HUE PROVINCIAL MUSEUM
Just a little down the street from the Imperial City is the Hue Provincial Museum. The museum is in bad need of maintenance. The grass hasn’t been cut in ages, and there are holes in the walkways. There is an indoor museum with photos and artifacts but few English explanations. Considering the significance of the battles which took place in Hue the museum doesn’t do the memory justice.
If you are interested in history or wars though the museum is worth a quick visit. It is easy just to pop over if you are already visiting the Imperial City and it costs only about $1. In the front grounds, they have several tanks, planes and a helicopter from the Vietnam War. In both Vietnamese and English, the placards explain where the vehicle was captured and from whom which is quite fascinating. In particular, children from both local and tourist families seemed to be thrilled to be able to check it all out without the crowds.
THE PERFUME RIVER
Through the center of Hue flows the Perfume River. Many tourists choose to take a boat tour along the river.
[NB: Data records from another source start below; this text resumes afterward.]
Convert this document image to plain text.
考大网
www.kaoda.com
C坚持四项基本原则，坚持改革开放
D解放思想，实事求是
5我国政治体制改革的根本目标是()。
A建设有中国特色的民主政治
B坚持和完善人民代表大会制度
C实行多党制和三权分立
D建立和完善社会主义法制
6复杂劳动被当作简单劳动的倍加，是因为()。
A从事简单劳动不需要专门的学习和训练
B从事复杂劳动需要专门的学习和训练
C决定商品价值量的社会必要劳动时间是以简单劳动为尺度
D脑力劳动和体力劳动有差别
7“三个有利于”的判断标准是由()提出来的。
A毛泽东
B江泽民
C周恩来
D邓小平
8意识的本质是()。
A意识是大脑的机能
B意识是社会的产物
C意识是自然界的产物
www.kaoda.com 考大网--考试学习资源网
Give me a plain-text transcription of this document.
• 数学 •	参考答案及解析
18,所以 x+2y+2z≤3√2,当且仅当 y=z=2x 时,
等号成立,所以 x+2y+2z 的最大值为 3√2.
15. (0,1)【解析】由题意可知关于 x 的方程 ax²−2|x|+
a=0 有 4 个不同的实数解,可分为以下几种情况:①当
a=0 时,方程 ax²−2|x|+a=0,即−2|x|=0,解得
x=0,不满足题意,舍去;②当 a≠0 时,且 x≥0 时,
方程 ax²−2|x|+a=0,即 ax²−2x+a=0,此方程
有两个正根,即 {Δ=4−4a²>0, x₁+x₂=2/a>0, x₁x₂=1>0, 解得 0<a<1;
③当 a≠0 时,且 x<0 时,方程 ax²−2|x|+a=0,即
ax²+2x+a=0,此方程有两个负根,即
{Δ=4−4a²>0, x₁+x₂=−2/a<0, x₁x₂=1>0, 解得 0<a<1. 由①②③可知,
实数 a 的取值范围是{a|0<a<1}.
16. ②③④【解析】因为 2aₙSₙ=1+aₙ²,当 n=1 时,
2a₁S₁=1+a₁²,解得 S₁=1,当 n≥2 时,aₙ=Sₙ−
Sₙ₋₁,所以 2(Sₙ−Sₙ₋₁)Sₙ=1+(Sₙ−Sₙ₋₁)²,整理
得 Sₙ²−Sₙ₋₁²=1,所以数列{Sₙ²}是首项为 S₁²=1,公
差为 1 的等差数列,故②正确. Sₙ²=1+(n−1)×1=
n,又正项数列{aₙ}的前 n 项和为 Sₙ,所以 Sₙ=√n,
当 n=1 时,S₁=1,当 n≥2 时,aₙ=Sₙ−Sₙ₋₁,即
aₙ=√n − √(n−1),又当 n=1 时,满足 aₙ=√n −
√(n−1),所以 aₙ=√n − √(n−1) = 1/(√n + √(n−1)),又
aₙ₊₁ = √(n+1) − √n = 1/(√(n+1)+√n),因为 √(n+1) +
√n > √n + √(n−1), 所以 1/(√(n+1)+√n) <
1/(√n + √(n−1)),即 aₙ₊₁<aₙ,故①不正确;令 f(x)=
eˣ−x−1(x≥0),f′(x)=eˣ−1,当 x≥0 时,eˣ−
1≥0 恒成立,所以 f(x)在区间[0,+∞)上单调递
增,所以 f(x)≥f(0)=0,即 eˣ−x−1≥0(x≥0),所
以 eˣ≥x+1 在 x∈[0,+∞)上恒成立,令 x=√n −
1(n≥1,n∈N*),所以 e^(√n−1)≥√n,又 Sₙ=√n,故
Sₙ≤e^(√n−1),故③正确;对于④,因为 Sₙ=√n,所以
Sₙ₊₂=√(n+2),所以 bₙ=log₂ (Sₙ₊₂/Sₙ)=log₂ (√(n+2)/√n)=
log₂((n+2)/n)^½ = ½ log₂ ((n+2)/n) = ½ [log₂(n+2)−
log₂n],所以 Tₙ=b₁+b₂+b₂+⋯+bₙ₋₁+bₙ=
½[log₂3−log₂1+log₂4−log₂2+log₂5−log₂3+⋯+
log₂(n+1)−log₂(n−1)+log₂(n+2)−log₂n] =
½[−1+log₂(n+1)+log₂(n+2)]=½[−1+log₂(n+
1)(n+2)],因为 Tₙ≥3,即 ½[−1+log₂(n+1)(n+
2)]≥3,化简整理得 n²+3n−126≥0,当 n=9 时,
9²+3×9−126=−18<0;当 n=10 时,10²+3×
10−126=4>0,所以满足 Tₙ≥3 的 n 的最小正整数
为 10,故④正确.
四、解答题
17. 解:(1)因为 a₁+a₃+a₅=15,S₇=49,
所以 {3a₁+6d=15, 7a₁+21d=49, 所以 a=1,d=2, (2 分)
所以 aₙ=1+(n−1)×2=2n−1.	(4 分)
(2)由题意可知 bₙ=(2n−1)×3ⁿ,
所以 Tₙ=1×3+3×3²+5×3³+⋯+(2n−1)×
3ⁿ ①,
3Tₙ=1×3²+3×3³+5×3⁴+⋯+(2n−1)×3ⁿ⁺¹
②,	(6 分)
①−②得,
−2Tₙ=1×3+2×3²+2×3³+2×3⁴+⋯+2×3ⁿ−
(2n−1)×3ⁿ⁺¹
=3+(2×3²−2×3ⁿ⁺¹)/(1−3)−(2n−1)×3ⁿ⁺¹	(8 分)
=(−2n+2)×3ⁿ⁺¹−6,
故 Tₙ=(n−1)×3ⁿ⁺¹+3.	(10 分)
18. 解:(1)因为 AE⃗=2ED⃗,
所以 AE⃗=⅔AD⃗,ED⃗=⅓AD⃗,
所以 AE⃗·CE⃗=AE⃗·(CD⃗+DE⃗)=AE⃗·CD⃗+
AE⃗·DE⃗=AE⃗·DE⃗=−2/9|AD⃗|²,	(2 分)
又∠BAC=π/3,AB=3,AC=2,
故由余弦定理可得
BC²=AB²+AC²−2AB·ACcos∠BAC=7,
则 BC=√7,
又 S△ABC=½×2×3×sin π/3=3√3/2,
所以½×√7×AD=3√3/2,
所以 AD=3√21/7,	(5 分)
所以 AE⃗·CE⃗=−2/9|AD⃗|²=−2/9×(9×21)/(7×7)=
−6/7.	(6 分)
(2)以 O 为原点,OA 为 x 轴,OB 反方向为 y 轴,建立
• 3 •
Passengers can enjoy the river views, have a meal and visit some of the major tourist sites around the area that are accessible by boat.
Another way to take in the river is to stroll along the walkways along the river’s edge. In the morning’s joggers take their morning runs here and in the evening the area becomes transformed. Little shops and restaurants that were closed during the day open at sunset and lanterns are lit.
Families gather to chat and play. Vendors sell snacks, and small toys and some musicians can be heard.
KHAI DINH TOMB
The Khai Dinh Tomb is the last of the imperial tombs in Vietnam. The tomb took 11 years to build and was completed in 1931. Despite being quite a recent addition, Khai Dinh Tomb is one of the more popular tombs in the area.
In his lifetime Emperor Khai Dinh spent some time in France. As a result, the tomb is a mixture of both Eastern and Western designs.
A climb up 127 steps up the side of the mountain will bring you to the temple fortified by statue guards. Once inside visitors are in awe of the walls adorned with stunning images made from inlaid glass and porcelain.
MINH MANG TOMB
The tomb of Emperor Minh Mang is another of the more popular tombs in Hue. Unlike Emperor Khai Dinh’s tomb which took more than a decade to complete, this tomb was completed in only three years. Emperor Minh Mang started construction of the tomb in September 1840 but passed away around four months later.
You would never suspect that the tomb was completed so quickly, though. As well as the beautiful architecture, the grounds include landscaped lakes, canals and gardens.
Visitors to the grounds of the tomb can freely explore most of the sites, but the gate to the tomb is only opened once a year on the anniversary of Emperor Minh Mang’s death.
THIEN MU PAGODA
Overlooking the Perfume River on Ha Khe Hill, the seven-story Thien Mu Pagoda is the tallest religious building in Vietnam. The temple itself was established at the location in 1601, but the tower was later constructed in 1844.
The temple grounds are not only beautiful, but it is also a site of political significance. During the “Buddhist Crisis” of 1963, the Catholic government cracked down on Buddhism in the country, despite the majority of Vietnamese being Buddhist at the time. When nine unarmed Buddhists were shot in Hue, Thein Mu Pagoda became an organizing point for those involved in the movement. When the government refused appeals for religious equity, Buddhist monk Thich Quang Duc drove to Saigon (Ho Chi Minh City) and in protest, sacrificed himself by setting himself on fire.
The event was captured in a world famous photograph by Malcom Browne. In the back of the photo, you can see the car which Thich Quang Duc drove. If you don’t know to look for it, you may even miss it, but tucked to the side in a building behind the main prayer hall of Thien Mu Pagoda the car sits on display commemorating those events.